Jamás ha celebrado alguno de los goles de Cristiano Ronaldo. No ha saltado de alegría al ver el balón anidar en la red del marco, nunca ha levantado los brazos o aplaudido, el grito de ¡gol! No ha salido de su garganta ni se ha abrazado con otros aficionados o fanáticos. Lo mismo sucede con él: nadie le obsequia un festejo, nadie le ha reconocido un logro, nadie lo ha agasajado.

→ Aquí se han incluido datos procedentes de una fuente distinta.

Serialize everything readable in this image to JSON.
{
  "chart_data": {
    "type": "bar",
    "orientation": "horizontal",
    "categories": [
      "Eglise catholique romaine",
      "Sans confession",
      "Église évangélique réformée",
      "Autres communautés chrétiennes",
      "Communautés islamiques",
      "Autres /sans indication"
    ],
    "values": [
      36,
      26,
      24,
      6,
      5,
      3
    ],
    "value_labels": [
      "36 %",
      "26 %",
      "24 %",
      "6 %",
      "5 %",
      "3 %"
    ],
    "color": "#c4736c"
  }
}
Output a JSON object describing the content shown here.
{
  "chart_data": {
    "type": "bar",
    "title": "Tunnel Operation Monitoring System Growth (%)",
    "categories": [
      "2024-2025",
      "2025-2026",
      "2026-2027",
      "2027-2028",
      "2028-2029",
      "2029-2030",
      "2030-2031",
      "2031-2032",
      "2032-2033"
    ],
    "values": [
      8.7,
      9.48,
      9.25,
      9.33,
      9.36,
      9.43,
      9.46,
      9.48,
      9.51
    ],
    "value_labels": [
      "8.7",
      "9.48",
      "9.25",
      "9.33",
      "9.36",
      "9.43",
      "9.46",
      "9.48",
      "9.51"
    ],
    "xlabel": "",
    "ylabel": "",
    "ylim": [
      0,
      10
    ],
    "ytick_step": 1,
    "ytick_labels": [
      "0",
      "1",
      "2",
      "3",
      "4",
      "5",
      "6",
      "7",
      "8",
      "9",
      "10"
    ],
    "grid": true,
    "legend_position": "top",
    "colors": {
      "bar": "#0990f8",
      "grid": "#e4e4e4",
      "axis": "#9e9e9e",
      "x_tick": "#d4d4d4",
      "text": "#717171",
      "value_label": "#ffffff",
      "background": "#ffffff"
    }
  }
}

Para él Keylor Navas es una especie de fantasma, un espíritu, una presencia invisible. Nunca lo ha visto en algún estadio, en la pantalla de la televisión, en afiches ni en las páginas de revistas o periódicos. Sería en vano pedirle que lo describa, que diga cuál es la estatura del guardameta, el color de los ojos, el tipo de corte de pelo. Lo mismo sucede con él: es un espectro urbano, apenas una sombra, una especie de borrón en la página de la vida.
A nadie le comenta sobre Saprissa y sus recientes problemas defensivos; acerca del despertar de Herediano que lo tiene a un punto de la cima de la tabla de posiciones; del repunte de Alajuelense desde que es dirigido por Guilherme Farinha, ni de las esperanzas e ilusiones del Cartaginés. Lo mismo sucede con él: nadie le habla, nadie comparte comentarios con él, nunca escucha ni tan siquiera un hola.
En su cerebro no hay espacio para pensar en los sueños de los hinchas; sus deseos de acumular campeonatos tanto nacionales como internacionales, los apetitos de medallas, copas y trofeos, ocupar los puestos privilegiados en los ranquin de la FIFA. Lo mismo sucede con él: cero ilusiones, ningún deseo, nada de aspiraciones.
Lo único que medio lo vincula con el fútbol —ese deporte que alguna vez, hace muchos años, lo entusiasmaba— es ese constante sentirse fuera de juego en la vida, en posición antirreglamentaria en la realidad, offside en el día a día, como si siempre tuviera a su lado un guardalínea levantando la bandera para dejar en evidencia que su jugada no vale, no cuenta.